ECLI:NL:RVS:2019:3547
Raad van State
- Voorlopige voorziening
- Rechtspraak.nl
Voorlopige voorziening in asielzaak tegen staatssecretaris van Justitie en Veiligheid
Op 22 oktober 2019 heeft de voorzieningenrechter van de Afdeling bestuursrechtspraak van de Raad van State uitspraak gedaan in een zaak betreffende een verzoek om voorlopige voorziening. De zaak betreft een vreemdeling die een aanvraag had ingediend voor een verblijfsvergunning asiel voor bepaalde tijd, welke aanvraag door de staatssecretaris van Justitie en Veiligheid was afgewezen op 15 augustus 2019. De vreemdeling had hiertegen beroep aangetekend bij de rechtbank Den Haag, die op 23 september 2019 het beroep gegrond verklaarde en de staatssecretaris opdroeg binnen twaalf weken een nieuw besluit te nemen.

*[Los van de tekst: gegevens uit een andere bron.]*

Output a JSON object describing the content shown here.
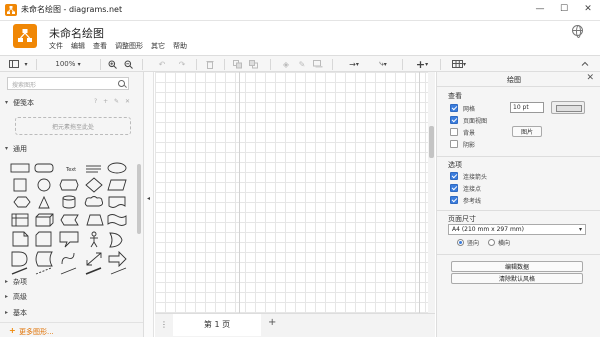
{
  "window": {
    "title": "未命名绘图 - diagrams.net",
    "controls": [
      "—",
      "☐",
      "✕"
    ]
  },
  "header": {
    "logo_text": "draw.io",
    "doc_title": "未命名绘图",
    "menu": [
      "文件",
      "编辑",
      "查看",
      "调整图形",
      "其它",
      "帮助"
    ]
  },
  "toolbar": {
    "zoom": "100%"
  },
  "sidebar": {
    "search_placeholder": "搜索图形",
    "sections": [
      {
        "label": "便笺本",
        "expanded": true
      },
      {
        "label": "通用",
        "expanded": true
      },
      {
        "label": "杂项",
        "expanded": false
      },
      {
        "label": "高级",
        "expanded": false
      },
      {
        "label": "基本",
        "expanded": false
      }
    ],
    "scratchpad_tools": "? + ✎ ✕",
    "dropzone": "把元素拖至此处",
    "more_shapes": "更多图形..."
  },
  "footer": {
    "page_tab": "第 1 页",
    "add": "+",
    "page_menu": "⋮"
  },
  "panel": {
    "title": "绘图",
    "close": "✕",
    "view_group": "查看",
    "grid": {
      "label": "网格",
      "checked": true,
      "size": "10 pt"
    },
    "page_view": {
      "label": "页面视图",
      "checked": true
    },
    "background": {
      "label": "背景",
      "checked": false,
      "button": "图片"
    },
    "shadow": {
      "label": "阴影",
      "checked": false
    },
    "options_group": "选项",
    "connection_arrows": {
      "label": "连接箭头",
      "checked": true
    },
    "connection_points": {
      "label": "连接点",
      "checked": true
    },
    "guides": {
      "label": "参考线",
      "checked": true
    },
    "paper_size_group": "页面尺寸",
    "paper_size": "A4 (210 mm x 297 mm)",
    "orientation": {
      "portrait": "竖向",
      "landscape": "横向",
      "selected": "portrait"
    },
    "edit_data": "编辑数据",
    "clear_default_style": "清除默认风格"
  },
  "colors": {
    "accent": "#f08705",
    "checkbox": "#3b7ddd",
    "grid": "#e6e6e6"
  }
}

Tegen deze uitspraak hebben zowel de staatssecretaris als de vreemdeling hoger beroep ingesteld. De staatssecretaris verzocht de voorzieningenrechter om een voorlopige voorziening te treffen, zodat hij niet verplicht zou zijn om de uitspraak van de rechtbank uit te voeren totdat de Afdeling op het hoger beroep had beslist. De voorzieningenrechter heeft in zijn overwegingen aangegeven dat, gelet op de aangevoerde argumenten, het voorlopig oordeel is dat het niet aannemelijk is dat de uitspraak van de rechtbank in stand blijft.

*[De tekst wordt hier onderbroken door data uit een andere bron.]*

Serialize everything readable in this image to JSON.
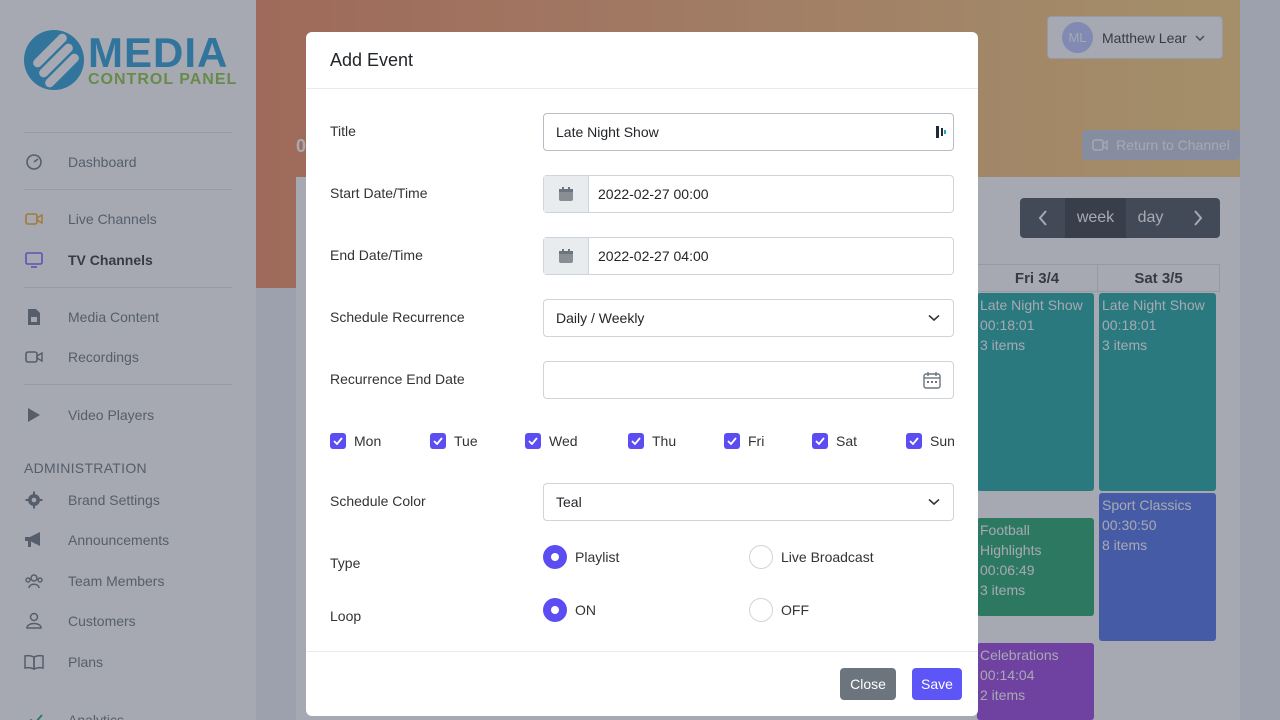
{
  "brand": {
    "name": "MEDIA",
    "subtitle": "CONTROL PANEL"
  },
  "sidebar": {
    "items": [
      {
        "label": "Dashboard",
        "icon": "gauge-icon"
      },
      {
        "label": "Live Channels",
        "icon": "video-camera-icon"
      },
      {
        "label": "TV Channels",
        "icon": "tv-icon",
        "active": true
      },
      {
        "label": "Media Content",
        "icon": "file-icon"
      },
      {
        "label": "Recordings",
        "icon": "video-camera-outline-icon"
      },
      {
        "label": "Video Players",
        "icon": "play-icon"
      }
    ],
    "admin_heading": "ADMINISTRATION",
    "admin_items": [
      {
        "label": "Brand Settings",
        "icon": "gear-icon"
      },
      {
        "label": "Announcements",
        "icon": "megaphone-icon"
      },
      {
        "label": "Team Members",
        "icon": "team-icon"
      },
      {
        "label": "Customers",
        "icon": "user-group-icon"
      },
      {
        "label": "Plans",
        "icon": "book-icon"
      },
      {
        "label": "Analytics",
        "icon": "chart-icon"
      }
    ]
  },
  "header": {
    "user": {
      "initials": "ML",
      "name": "Matthew Lear"
    },
    "return_label": "Return to Channel",
    "partial_text": "0"
  },
  "calendar": {
    "nav": {
      "week": "week",
      "day": "day"
    },
    "columns": [
      "Fri 3/4",
      "Sat 3/5"
    ],
    "events": [
      {
        "title": "Late Night Show",
        "time": "00:18:01",
        "items": "3 items",
        "color": "#19a7a0"
      },
      {
        "title": "Late Night Show",
        "time": "00:18:01",
        "items": "3 items",
        "color": "#19a7a0"
      },
      {
        "title": "Football Highlights",
        "time": "00:06:49",
        "items": "3 items",
        "color": "#20a46a"
      },
      {
        "title": "Sport Classics",
        "time": "00:30:50",
        "items": "8 items",
        "color": "#4e6fe8"
      },
      {
        "title": "Celebrations",
        "time": "00:14:04",
        "items": "2 items",
        "color": "#9a3fe0"
      }
    ]
  },
  "modal": {
    "title": "Add Event",
    "fields": {
      "title_label": "Title",
      "title_value": "Late Night Show",
      "start_label": "Start Date/Time",
      "start_value": "2022-02-27 00:00",
      "end_label": "End Date/Time",
      "end_value": "2022-02-27 04:00",
      "recurrence_label": "Schedule Recurrence",
      "recurrence_value": "Daily / Weekly",
      "recurrence_end_label": "Recurrence End Date",
      "recurrence_end_value": "",
      "color_label": "Schedule Color",
      "color_value": "Teal",
      "type_label": "Type",
      "loop_label": "Loop"
    },
    "days": [
      {
        "label": "Mon",
        "checked": true
      },
      {
        "label": "Tue",
        "checked": true
      },
      {
        "label": "Wed",
        "checked": true
      },
      {
        "label": "Thu",
        "checked": true
      },
      {
        "label": "Fri",
        "checked": true
      },
      {
        "label": "Sat",
        "checked": true
      },
      {
        "label": "Sun",
        "checked": true
      }
    ],
    "type_options": [
      {
        "label": "Playlist",
        "selected": true
      },
      {
        "label": "Live Broadcast",
        "selected": false
      }
    ],
    "loop_options": [
      {
        "label": "ON",
        "selected": true
      },
      {
        "label": "OFF",
        "selected": false
      }
    ],
    "buttons": {
      "close": "Close",
      "save": "Save"
    }
  },
  "colors": {
    "accent": "#5b4df1",
    "save": "#5d55f5",
    "close": "#6c757d"
  }
}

Daarom heeft de voorzieningenrechter besloten om de voorlopige voorziening te treffen, waarbij de staatssecretaris niet verplicht is om een nieuw besluit te nemen voordat de Afdeling op het hoger beroep heeft beslist. De voorzieningenrechter, mr. A.W.M. Bijloos, heeft deze beslissing in tegenwoordigheid van griffier mr. J.W. Prins vastgesteld en uitgesproken in het openbaar op dezelfde datum.